British Airways logos are seen on tail fins at Heathrow Airport in west London, Britain, February 23, 2018.
British Airways logos are seen on tail fins at Heathrow Airport in west London, Britain, February 23, 2018. Reuters / Hannah Mckay

British Airways-owner IAG has scaled back plans to ramp up short-haul capacity at Heathrow airport, saying a cut of around 5% to its summer schedule would provide stability for passengers and avoid disruptions seen earlier in the year.

The company, which also owns Iberia, Vueling and Aer Lingus, has struggled to cope with Omicron-related crew absences and a shortage of ground staff. That was compounded by IT problems, resulting in flight cancellations in the first quarter.

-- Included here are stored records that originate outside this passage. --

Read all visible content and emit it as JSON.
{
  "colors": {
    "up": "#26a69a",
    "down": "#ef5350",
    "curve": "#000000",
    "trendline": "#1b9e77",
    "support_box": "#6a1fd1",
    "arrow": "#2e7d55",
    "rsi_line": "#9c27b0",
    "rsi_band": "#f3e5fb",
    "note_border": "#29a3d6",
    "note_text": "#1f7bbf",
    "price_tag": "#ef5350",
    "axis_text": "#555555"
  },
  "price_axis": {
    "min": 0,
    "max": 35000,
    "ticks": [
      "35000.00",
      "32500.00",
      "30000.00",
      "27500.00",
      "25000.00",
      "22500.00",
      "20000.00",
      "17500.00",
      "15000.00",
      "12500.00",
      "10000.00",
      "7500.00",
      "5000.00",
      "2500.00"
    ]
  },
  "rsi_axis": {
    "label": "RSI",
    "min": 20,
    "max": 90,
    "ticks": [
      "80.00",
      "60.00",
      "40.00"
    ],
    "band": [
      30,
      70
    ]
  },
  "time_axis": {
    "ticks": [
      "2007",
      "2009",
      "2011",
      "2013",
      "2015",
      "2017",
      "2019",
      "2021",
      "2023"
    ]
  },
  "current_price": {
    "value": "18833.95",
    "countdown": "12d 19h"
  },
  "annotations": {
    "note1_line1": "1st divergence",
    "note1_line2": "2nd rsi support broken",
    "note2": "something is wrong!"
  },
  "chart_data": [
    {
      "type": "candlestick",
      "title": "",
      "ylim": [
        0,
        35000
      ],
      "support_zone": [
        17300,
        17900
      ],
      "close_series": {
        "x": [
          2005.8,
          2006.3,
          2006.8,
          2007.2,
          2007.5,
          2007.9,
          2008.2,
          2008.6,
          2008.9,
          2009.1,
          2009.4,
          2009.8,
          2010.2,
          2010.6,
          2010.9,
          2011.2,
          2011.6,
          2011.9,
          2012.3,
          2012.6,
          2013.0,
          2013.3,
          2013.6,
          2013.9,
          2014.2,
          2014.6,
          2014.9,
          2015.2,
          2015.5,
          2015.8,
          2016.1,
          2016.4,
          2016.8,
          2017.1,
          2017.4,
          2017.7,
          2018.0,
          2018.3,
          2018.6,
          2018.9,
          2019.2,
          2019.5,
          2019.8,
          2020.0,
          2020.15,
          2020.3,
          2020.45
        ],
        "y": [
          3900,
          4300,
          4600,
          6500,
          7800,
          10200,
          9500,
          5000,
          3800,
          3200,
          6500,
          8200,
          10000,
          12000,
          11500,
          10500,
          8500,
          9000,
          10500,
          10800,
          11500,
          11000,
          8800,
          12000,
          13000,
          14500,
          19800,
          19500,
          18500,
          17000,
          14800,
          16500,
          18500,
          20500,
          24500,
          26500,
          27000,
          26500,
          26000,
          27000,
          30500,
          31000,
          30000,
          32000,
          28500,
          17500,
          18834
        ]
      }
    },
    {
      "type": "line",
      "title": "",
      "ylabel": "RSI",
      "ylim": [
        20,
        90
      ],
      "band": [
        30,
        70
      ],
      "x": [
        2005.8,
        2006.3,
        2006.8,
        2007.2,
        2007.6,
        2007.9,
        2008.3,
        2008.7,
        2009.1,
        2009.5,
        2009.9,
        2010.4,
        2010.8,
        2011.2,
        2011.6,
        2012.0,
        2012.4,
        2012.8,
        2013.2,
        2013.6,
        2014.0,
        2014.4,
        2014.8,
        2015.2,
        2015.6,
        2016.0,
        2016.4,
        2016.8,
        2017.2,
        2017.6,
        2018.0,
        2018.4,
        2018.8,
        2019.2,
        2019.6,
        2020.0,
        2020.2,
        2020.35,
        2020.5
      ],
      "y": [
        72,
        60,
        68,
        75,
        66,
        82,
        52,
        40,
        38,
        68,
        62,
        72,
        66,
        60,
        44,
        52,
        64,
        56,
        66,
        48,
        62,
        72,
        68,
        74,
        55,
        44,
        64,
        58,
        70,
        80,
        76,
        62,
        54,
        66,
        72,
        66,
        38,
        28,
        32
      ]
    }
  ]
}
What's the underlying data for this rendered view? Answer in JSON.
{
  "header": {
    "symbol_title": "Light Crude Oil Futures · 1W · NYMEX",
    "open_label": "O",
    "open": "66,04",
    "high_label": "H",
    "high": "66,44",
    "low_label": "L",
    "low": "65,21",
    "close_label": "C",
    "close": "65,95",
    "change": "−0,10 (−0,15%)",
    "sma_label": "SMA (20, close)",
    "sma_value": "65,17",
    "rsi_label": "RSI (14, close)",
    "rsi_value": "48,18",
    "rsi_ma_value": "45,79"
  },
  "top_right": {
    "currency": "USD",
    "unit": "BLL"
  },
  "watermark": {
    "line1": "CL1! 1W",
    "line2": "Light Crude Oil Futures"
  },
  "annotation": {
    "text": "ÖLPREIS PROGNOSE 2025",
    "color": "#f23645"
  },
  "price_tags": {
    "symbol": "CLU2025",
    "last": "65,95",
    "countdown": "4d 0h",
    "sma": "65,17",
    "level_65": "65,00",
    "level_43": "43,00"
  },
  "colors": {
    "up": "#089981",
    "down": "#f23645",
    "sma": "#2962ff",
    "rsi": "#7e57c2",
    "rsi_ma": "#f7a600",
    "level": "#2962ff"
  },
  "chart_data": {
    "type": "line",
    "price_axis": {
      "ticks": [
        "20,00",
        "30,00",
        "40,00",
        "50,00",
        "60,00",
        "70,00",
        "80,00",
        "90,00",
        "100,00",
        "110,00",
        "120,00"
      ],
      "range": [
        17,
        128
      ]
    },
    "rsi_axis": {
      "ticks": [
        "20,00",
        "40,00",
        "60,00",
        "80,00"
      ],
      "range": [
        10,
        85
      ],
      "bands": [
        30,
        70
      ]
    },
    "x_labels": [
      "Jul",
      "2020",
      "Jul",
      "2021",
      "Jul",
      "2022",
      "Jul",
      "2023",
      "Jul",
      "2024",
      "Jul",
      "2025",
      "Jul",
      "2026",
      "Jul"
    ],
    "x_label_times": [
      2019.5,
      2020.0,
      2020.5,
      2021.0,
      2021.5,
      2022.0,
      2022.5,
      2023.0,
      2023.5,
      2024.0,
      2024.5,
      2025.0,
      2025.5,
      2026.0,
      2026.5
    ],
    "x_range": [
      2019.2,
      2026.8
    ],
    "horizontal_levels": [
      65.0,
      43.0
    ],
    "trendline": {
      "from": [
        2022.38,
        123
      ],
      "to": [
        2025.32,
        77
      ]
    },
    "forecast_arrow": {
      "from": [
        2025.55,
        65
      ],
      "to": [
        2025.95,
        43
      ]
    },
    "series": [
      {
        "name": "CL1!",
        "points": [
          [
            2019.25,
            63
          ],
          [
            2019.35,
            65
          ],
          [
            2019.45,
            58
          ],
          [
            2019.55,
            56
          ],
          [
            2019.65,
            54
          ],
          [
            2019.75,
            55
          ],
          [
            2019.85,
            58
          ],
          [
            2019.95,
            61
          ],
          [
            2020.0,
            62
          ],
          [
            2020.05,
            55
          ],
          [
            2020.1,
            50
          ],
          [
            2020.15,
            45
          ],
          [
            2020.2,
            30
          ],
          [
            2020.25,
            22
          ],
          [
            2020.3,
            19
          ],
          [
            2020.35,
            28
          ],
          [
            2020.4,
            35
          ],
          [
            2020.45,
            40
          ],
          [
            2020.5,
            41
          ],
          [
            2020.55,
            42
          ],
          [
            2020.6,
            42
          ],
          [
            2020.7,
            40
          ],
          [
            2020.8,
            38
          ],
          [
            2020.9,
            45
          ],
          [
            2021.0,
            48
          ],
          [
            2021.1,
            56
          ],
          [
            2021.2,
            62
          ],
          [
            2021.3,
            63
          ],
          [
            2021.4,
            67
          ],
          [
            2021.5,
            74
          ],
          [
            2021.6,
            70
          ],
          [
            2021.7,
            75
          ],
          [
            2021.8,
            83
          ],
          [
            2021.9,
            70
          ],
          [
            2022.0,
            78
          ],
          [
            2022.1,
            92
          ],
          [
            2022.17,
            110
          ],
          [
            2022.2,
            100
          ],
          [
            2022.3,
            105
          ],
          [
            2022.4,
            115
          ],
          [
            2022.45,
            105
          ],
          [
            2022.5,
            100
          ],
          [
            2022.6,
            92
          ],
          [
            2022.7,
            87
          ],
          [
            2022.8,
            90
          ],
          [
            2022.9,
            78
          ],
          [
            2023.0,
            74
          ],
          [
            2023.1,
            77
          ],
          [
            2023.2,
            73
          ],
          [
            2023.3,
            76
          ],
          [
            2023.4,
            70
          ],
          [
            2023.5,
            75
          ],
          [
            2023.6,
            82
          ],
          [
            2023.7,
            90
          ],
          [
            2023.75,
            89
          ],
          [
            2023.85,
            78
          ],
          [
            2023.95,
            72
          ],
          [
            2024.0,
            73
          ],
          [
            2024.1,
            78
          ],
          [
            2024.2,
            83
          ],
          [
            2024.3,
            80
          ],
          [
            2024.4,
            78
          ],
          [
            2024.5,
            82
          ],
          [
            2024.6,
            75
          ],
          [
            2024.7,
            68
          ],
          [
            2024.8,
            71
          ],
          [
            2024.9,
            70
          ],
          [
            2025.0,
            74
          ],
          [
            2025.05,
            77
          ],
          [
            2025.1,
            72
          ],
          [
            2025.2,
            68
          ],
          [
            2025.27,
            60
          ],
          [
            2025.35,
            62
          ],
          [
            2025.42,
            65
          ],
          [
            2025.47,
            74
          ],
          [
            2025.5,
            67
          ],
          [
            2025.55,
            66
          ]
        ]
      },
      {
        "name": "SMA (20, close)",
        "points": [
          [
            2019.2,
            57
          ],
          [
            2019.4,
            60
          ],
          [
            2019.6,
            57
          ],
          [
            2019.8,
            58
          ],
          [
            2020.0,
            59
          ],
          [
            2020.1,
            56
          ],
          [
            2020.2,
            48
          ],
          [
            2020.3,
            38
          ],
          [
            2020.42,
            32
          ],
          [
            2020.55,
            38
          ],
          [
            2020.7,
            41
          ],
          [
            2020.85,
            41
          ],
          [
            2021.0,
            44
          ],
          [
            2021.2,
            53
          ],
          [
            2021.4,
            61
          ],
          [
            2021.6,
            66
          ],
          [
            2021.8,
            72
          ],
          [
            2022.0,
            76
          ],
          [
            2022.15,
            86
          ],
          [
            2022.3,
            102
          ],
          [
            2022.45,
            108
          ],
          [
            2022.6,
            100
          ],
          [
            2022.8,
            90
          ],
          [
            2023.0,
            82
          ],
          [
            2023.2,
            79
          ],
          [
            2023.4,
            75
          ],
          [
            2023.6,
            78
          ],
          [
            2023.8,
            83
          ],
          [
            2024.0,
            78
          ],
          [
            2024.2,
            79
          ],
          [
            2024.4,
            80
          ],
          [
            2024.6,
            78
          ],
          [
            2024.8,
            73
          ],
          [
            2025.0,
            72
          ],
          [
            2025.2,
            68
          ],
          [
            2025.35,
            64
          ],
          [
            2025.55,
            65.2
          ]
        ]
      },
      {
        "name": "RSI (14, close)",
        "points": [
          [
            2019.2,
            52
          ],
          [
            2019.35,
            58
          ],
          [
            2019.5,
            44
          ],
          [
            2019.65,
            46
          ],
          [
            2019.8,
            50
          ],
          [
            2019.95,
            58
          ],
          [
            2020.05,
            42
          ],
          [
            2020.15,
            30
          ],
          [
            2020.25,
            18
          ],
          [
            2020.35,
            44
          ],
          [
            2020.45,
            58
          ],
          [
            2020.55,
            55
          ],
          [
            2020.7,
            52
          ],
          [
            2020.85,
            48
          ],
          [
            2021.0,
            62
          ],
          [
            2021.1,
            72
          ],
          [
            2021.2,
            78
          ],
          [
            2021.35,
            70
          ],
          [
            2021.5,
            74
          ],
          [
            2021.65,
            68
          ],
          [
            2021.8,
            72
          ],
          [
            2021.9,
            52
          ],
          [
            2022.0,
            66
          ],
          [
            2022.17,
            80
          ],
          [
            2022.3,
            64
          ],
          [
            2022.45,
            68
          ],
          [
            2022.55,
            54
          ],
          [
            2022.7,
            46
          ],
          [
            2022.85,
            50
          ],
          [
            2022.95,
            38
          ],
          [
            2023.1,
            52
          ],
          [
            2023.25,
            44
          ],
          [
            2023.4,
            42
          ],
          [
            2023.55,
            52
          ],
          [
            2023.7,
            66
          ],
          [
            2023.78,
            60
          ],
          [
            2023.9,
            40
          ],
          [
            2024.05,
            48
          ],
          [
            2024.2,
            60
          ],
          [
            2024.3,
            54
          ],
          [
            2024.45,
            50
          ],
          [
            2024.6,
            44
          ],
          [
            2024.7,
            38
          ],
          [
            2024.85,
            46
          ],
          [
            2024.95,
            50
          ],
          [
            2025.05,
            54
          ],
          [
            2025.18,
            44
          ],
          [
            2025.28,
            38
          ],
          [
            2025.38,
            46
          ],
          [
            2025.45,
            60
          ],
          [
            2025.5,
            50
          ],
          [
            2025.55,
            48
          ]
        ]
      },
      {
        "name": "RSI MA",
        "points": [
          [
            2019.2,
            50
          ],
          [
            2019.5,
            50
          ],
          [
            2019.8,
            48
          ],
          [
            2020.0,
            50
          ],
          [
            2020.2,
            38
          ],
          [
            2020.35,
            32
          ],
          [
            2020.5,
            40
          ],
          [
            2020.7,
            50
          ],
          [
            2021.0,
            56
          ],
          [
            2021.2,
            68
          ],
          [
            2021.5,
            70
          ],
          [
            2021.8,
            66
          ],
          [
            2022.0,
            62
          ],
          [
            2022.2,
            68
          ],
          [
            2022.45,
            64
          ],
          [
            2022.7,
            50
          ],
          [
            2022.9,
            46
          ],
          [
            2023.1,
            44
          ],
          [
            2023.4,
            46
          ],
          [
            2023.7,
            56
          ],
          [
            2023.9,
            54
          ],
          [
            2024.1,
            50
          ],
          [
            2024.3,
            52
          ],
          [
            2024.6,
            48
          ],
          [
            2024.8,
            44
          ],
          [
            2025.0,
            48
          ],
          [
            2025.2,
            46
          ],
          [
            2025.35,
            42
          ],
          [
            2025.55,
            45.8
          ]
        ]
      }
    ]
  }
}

Chief Executive Luis Gallego said the cost of dealing with the issues was the main reason the company's first-quarter operating loss of 754 million euros missed average analyst forecasts of a 510 million euro loss by a wide margin.

Shares in the company were down 8% at 132 pence in early trading, the worst performing FTSE 100 stock.

The company lowered its full-year group capacity guidance to around 80% of 2019 levels from its February forecast of 85% "to give more stability for the summer", Gallego said.

IAG said it had seen a strong recovery in business travel in the first quarter and it expected to post operating profits from the second quarter onwards and for the full year.

The easing of government-imposed travel restrictions, particularly in Britain, resulted in improved travel demand, it said, with no noticeable impact from the war in Ukraine.

"Demand is recovering strongly in line with our previous expectations," Gallego said, adding that the company was focused on improving operations, customer experience and resilience.